Now everyone has a large credit card bill and making payments for the huge plasma TV bought 'interest free' to worry about. Interesting how quickly society has become "fuck you"
posted by mattoxic at 4:22 AM on November 6, 2009


"Shafted reflects upon the near-blanket bias of the national media during the miners' strike, symbolised by BBC news' reversal of the sequence of events at Orgreave to suggest that picketing miners attacked the police...
...In contrast, the media's sympathetic treatment of the miners and opposition to the closure and privatisation of the surviving pits in the decade after the strike is a bitter reminder of the condescension of history - by this point it was too late."
From.
posted by Abiezer at 5:20 AM on November 6, 2009 [3 favorites]


Fun fact: alot of the 'police' at Orgreave were squaddies. Defence of the Realm in action..
posted by the cuban at 5:42 AM on November 6, 2009 [2 favorites]


Yeah, mattoxic, but if the downturn continues and if the Tories get in (neither of which seems unlikely) that will change very quickly. Having no job, a big fucking television, a huge credit card bill, and a Tory government makes for a different dynamic.

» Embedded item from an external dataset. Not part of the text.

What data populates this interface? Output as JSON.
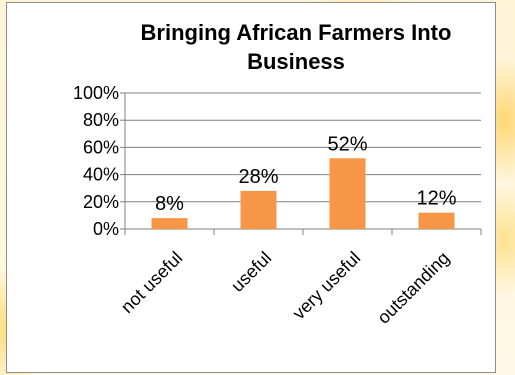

I know it's the 20th anniversary of no longer being allowed to use Marxist analysis, but there's probably been enough time passed that people will find you can say useful or insightful things about what's going down without having to believe that tanks in Hungary or Czechoslovakia were a good thing.
posted by GeckoDundee at 6:05 AM on November 6, 2009


On the music of the strike: the indomitable industrial band Test Dept put out a record towards the end of this time with the South Wales Striking Miners Choir called Shoulder to Shoulder. I was always struck by how sad the speech a miner makes in gratitude of town solidarity for the strike (along with police bullshittery) in the beginning of "Shockwork" knowing now the end result of it all.
posted by zer0render at 6:22 AM on November 6, 2009


This is pretty amazing.
posted by chunking express at 7:34 AM on November 6, 2009


Have to say that I constantly have to explain to American friends why I'll not be mourning Maggie Thatcher. This is only one reason why.
posted by idb at 7:25 PM on November 6, 2009


My friend's fiancee has a bottle of champagne set aside for when she dies. Literally.